Work is still required to raise and maintain awareness
Eriksen’s incident at the Euros was heavily publicised and launched conversation around undiagnosed cardiac conditions into the mainstream. However, more needs to be done to detect hidden cardiac conditions that go unchecked up and down the UK, leading to daily deaths in young people.
Williamson praised the work done by CRY in putting on vital screening days and supporting families affected by sudden cardiac death, but wants his mammoth charity challenge to increase awareness in even more people and, ultimately, hopes that children in schools will very soon have access to regular screenings to combat these worrying numbers.
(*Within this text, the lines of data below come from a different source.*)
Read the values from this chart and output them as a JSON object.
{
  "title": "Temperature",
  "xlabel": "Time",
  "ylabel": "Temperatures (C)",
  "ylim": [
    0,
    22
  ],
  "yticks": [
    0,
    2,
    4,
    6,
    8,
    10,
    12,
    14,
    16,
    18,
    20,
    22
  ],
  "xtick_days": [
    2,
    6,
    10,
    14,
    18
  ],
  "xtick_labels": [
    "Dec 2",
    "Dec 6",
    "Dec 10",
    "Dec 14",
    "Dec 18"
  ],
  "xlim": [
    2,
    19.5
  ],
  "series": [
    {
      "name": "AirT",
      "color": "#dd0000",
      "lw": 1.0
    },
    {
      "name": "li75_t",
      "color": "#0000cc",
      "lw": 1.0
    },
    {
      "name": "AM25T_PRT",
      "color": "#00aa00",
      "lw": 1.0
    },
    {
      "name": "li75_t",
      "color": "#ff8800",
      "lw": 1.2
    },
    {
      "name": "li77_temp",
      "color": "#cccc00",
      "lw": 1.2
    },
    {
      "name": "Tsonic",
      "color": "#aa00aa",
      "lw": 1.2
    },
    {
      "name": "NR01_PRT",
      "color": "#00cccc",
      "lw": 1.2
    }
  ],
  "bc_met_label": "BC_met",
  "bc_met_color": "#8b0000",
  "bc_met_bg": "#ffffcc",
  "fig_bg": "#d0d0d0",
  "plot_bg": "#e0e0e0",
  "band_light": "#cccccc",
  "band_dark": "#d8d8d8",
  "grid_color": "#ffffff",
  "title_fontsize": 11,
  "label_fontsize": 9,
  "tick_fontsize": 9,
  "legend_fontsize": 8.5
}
“CRY obviously does some amazing work. But I think the majority of the people who do the bulk of the fundraising, the large amounts of fundraising, are coming from a personal experience of it happening.
“For example, I wouldn’t have known any of those statistics had I not been involved in an experience that directly relates to me.
“There’s plenty of education and workshops around but there should be more campaigning towards cardiac screenings being done in schools in the same way they have jabs. In the future, could it be that every student in school from the age of 14 upwards gets the opportunity to have these screenings done for free?”
Money is already rolling in to support the challenge
Despite this charity challenge not taking place until June, Joe Williamson’s JustGiving page already stands at just over £2,000. The target to raise is £9,200 by the end of August, an aim Williamson understands is a big total but one he wants to achieve by the end of this gruelling challenge.
“A lot of the football community’s support will push that along. The first £1000 had been raised in less than a week. That’s not going to happen every single week. We need to start the big fundraising events – that’s why I’ll be doing things like physical events. Some of the students at Sheffield United Community Foundation are going to organise events and then join me as part of that and contribute to that fundraiser pot. Surpassing it would be great, but I’ll be happy just to get £9,200 bang on!”